| Helm v BBDO Worldwide, Inc. |
| 2012 NY Slip Op 01573 [93 AD3d 428] |
| March 1, 2012 |
| Appellate Division, First Department |
| Published by New York State Law Reporting Bureau pursuant to Judiciary Law § 431. |
| Mark Levon Helm, Professionally Known as Levon Helm,
Appellant, v BBDO Worldwide, Inc., Respondent. |
—[*1]
Davis & Gilbert LLP, New York (Guy R. Cohen of counsel), for respondent.
Order, Supreme Court, New York County (Bernard J. Fried, J.), entered August 5, 2010, which, to the extent appealed from as limited by the briefs, granted defendant's motion for summary judgment dismissing plaintiff's cause of action under New York Civil Rights Law § 51 and denied plaintiff's motion for partial summary judgment on the section 51 claim, unanimously affirmed, without costs.
Plaintiff's claim under New York Civil Rights Law § 51, which prohibits the use of a person's "name, portrait, picture or voice" for advertising or trade purposes without written consent, was properly dismissed.
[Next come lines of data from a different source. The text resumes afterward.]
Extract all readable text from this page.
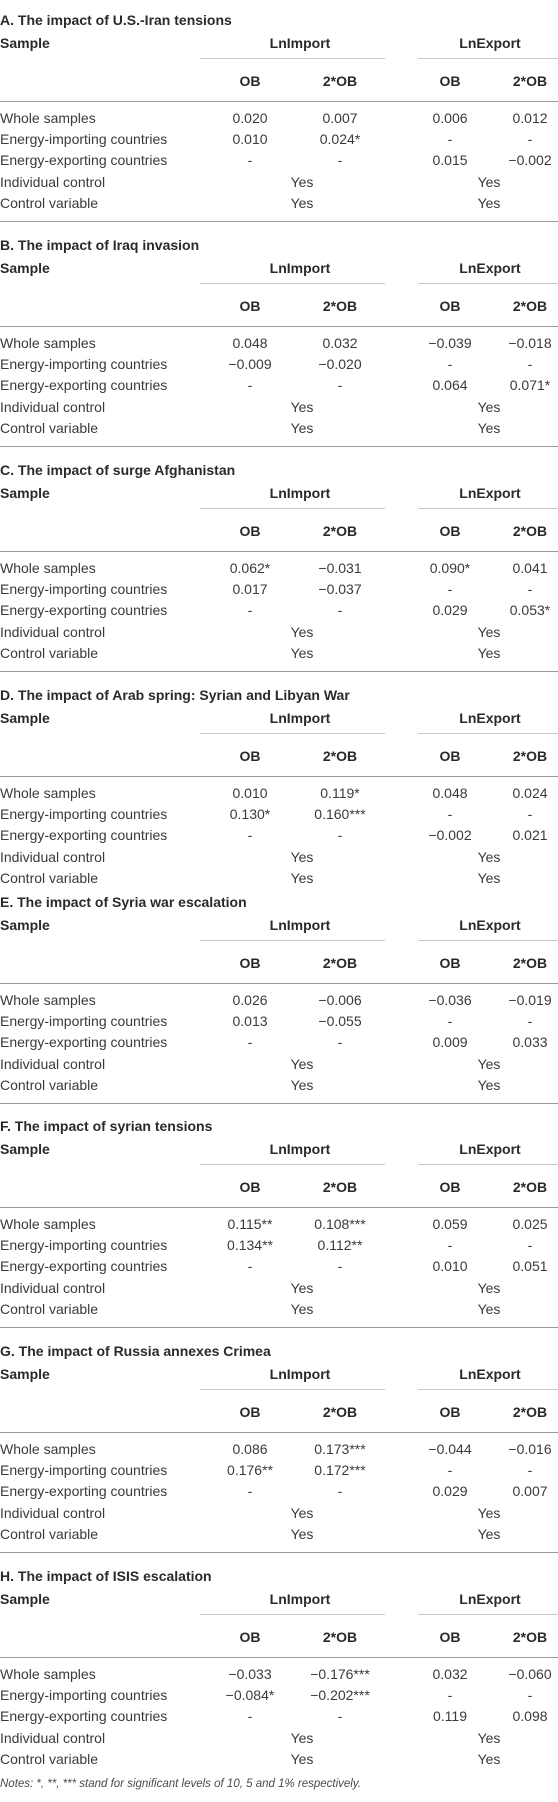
A. The impact of U.S.-Iran tensions
Sample	LnImport	LnExport
OB	2*OB	OB	2*OB
Whole samples	0.020	0.007	0.006	0.012
Energy-importing countries	0.010	0.024*	-	-
Energy-exporting countries	-	-	0.015	−0.002
Individual control	Yes	Yes
Control variable	Yes	Yes
B. The impact of Iraq invasion
Sample	LnImport	LnExport
OB	2*OB	OB	2*OB
Whole samples	0.048	0.032	−0.039	−0.018
Energy-importing countries	−0.009	−0.020	-	-
Energy-exporting countries	-	-	0.064	0.071*
Individual control	Yes	Yes
Control variable	Yes	Yes
C. The impact of surge Afghanistan
Sample	LnImport	LnExport
OB	2*OB	OB	2*OB
Whole samples	0.062*	−0.031	0.090*	0.041
Energy-importing countries	0.017	−0.037	-	-
Energy-exporting countries	-	-	0.029	0.053*
Individual control	Yes	Yes
Control variable	Yes	Yes
D. The impact of Arab spring: Syrian and Libyan War
Sample	LnImport	LnExport
OB	2*OB	OB	2*OB
Whole samples	0.010	0.119*	0.048	0.024
Energy-importing countries	0.130*	0.160***	-	-
Energy-exporting countries	-	-	−0.002	0.021
Individual control	Yes	Yes
Control variable	Yes	Yes
E. The impact of Syria war escalation
Sample	LnImport	LnExport
OB	2*OB	OB	2*OB
Whole samples	0.026	−0.006	−0.036	−0.019
Energy-importing countries	0.013	−0.055	-	-
Energy-exporting countries	-	-	0.009	0.033
Individual control	Yes	Yes
Control variable	Yes	Yes
F. The impact of syrian tensions
Sample	LnImport	LnExport
OB	2*OB	OB	2*OB
Whole samples	0.115**	0.108***	0.059	0.025
Energy-importing countries	0.134**	0.112**	-	-
Energy-exporting countries	-	-	0.010	0.051
Individual control	Yes	Yes
Control variable	Yes	Yes
G. The impact of Russia annexes Crimea
Sample	LnImport	LnExport
OB	2*OB	OB	2*OB
Whole samples	0.086	0.173***	−0.044	−0.016
Energy-importing countries	0.176**	0.172***	-	-
Energy-exporting countries	-	-	0.029	0.007
Individual control	Yes	Yes
Control variable	Yes	Yes
H. The impact of ISIS escalation
Sample	LnImport	LnExport
OB	2*OB	OB	2*OB
Whole samples	−0.033	−0.176***	0.032	−0.060
Energy-importing countries	−0.084*	−0.202***	-	-
Energy-exporting countries	-	-	0.119	0.098
Individual control	Yes	Yes
Control variable	Yes	Yes
Notes: *, **, *** stand for significant levels of 10, 5 and 1% respectively.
By contract, plaintiff broadly granted his record company the "exclusive and perpetual right to use and control" plaintiff's sound recordings and the "performances embodied therein," which included the recording that was licenced to and used by defendant in a third-party television commercial. Although plaintiff claims that he never gave written consent for the use of his voice, as it is embodied in that recording, for the instant advertising purpose, he unambiguously authorized defendant to license the recording in the contract (see Greenfield v Philles Records, 98 NY2d 562, 569 [2002]).
We have considered plaintiff's remaining arguments and find them unavailing. Concur—Tom, J.P., Friedman, Acosta, DeGrasse and Román, JJ.